It was a long, lonely and cold wait for Examiner reader Darren Waite.
For while most people in Huddersfield were frustrated at the clouds preventing a sight of the supermoon overnight Darren was determined he wouldn’t mis out.
So he went up to Castle Hill and waited ... and waited.
And in the end, after more than four hours, patience paid off as the clouds parted and he managed to get this magnificent shot.
A supermoon happens when the moon is closer to the Earth than normal and this was the closest the moon has been to Earth since January 1948.

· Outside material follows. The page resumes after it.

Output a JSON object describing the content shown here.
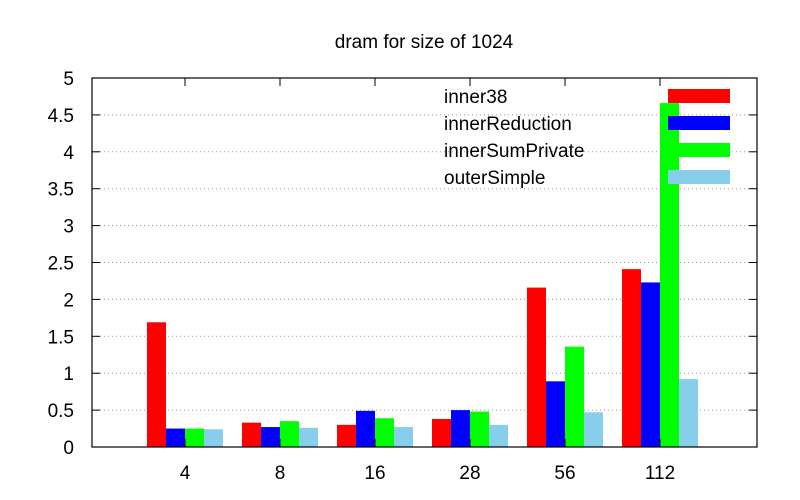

During the event the moon appeared up to 14% bigger and 30% brighter than an average full moon as it reached its closest point to the earth – a distance of 356,511km which is a mere 221,525 miles.
This was the closest the moon will get to Earth until November 25, 2034.
A supermoon usually takes place every one to two years when the full moon coincides with its closest point to Earth during its monthly orbit.
Because the moon has an elliptical orbit, one side – called the perigee – is about 48,280km (30,000 miles) closer to Earth than the other side (the apogee).
When the sun, the moon and Earth line up as the moon orbits Earth, that’s known as syzygy – and that’s definitely something you want to keep in your back pocket for your next Scrabble match.
When this Earth-Moon-Sun system occurs with the perigee side of the moon facing us, and the moon happens to be on the opposite side of Earth from the sun, we get what’s called a perigee-syzygy.
That causes the moon to appear much bigger and brighter in our sky than usual, and it’s referred to as a supermoon – or, more technically, a perigee moon.